His [Tarzan's] life among these fierce apes had been happy; for his recollection held no other life, nor did he know that there existed within the universe aught else than his little forest and the wild jungle animals with which he was familiar.

He was nearly ten before he commenced to realize that a great difference existed between himself and his fellows. His little body, burned brown by exposure, suddenly caused him feelings of intense shame, for he realized that it was entirely hairless, like some low snake, or other reptile.

He attempted to obviate this by plastering himself from head to foot with mud, but this dried and fell off. Besides it felt so uncomfortable that he quickly decided that he preferred the shame to the discomfort.

In the higher land which his tribe frequented was a little lake, and it was here that Tarzan first saw his face in the clear, still waters of its bosom. It was on a sultry day of the dry season that he and one of his cousins had gone down to the bank to drink. As they leaned over, both little faces were mirrored on the placid pool; the fierce and terrible features of the ape beside those of the aristocratic scion of an old English house.

Tarzan was appalled. It had been bad enough to be hairless, but to own such a countenance!
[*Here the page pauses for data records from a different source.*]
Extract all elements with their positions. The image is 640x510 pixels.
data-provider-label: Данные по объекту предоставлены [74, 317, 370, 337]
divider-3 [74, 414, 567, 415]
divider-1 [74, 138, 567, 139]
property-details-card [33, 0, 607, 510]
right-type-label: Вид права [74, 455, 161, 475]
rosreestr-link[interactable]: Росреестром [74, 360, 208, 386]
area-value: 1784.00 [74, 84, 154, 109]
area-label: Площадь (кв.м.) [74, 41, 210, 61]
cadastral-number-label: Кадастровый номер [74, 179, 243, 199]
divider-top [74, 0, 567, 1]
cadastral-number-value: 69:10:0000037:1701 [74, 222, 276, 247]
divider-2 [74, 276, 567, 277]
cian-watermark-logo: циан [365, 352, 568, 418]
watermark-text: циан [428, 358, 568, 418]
He wondered that the other apes could look at him at all.

That tiny slit of a mouth and those puny white teeth! How they looked beside the mighty lips and powerful fangs of his more fortunate brothers!

And the little pinched nose of his; so thin was it that it looked half starved. He turned red as he compared it with the beautiful broad nostrils of his companion. Such a generous nose! Why it spread half across his face! It certainly must be fine to be so handsome, thought poor little Tarzan.

But when he saw his own eyes; ah, that was the final blow -- a brown spot, a gray circle and then blank whiteness! Frightful! Not even the snakes had such hideous eyes as he.

So intent was he upon this personal appraisement of his features that he did not hear the parting of the tall grass behind him as a great body pushed itself stealthily through the jungle; nor did his companion, the ape, hear either, for he was drinking and the noise of his sucking lips and gurgles of satisfaction drowned the quiet approach of the intruder.

Define Each Word

  • obviate
  • sultry
  • placid
  • scion
  • gurgle

Write the Correct Word from the Vocabulary

  1. Paris Hilton, a _____________________ of the prominent Hilton family of hotel fame, had her own reality show.
  2. Teaching children good work and study habits early in elementary school may _________________________ the need for remedial classes later on.
  3. After eating lunch, the baby _________________________ with delight as her father rocked her on his shoulder.
  4. Before the invention of air conditioning, the ________________________ nature of Miami's weather discouraged people from living there.
  5. On weekends, jet skies and powerboats upset the calm, ___________________________ surface of Biscayne Bay.

Comprehension and Discussion: Answer Each Question in Complete Sentences

  1. Why does Tarzan cover himself with mud "from head to foot"?
  2. What attitude does Tarzan have about his physical features? What descriptive words express this attitude?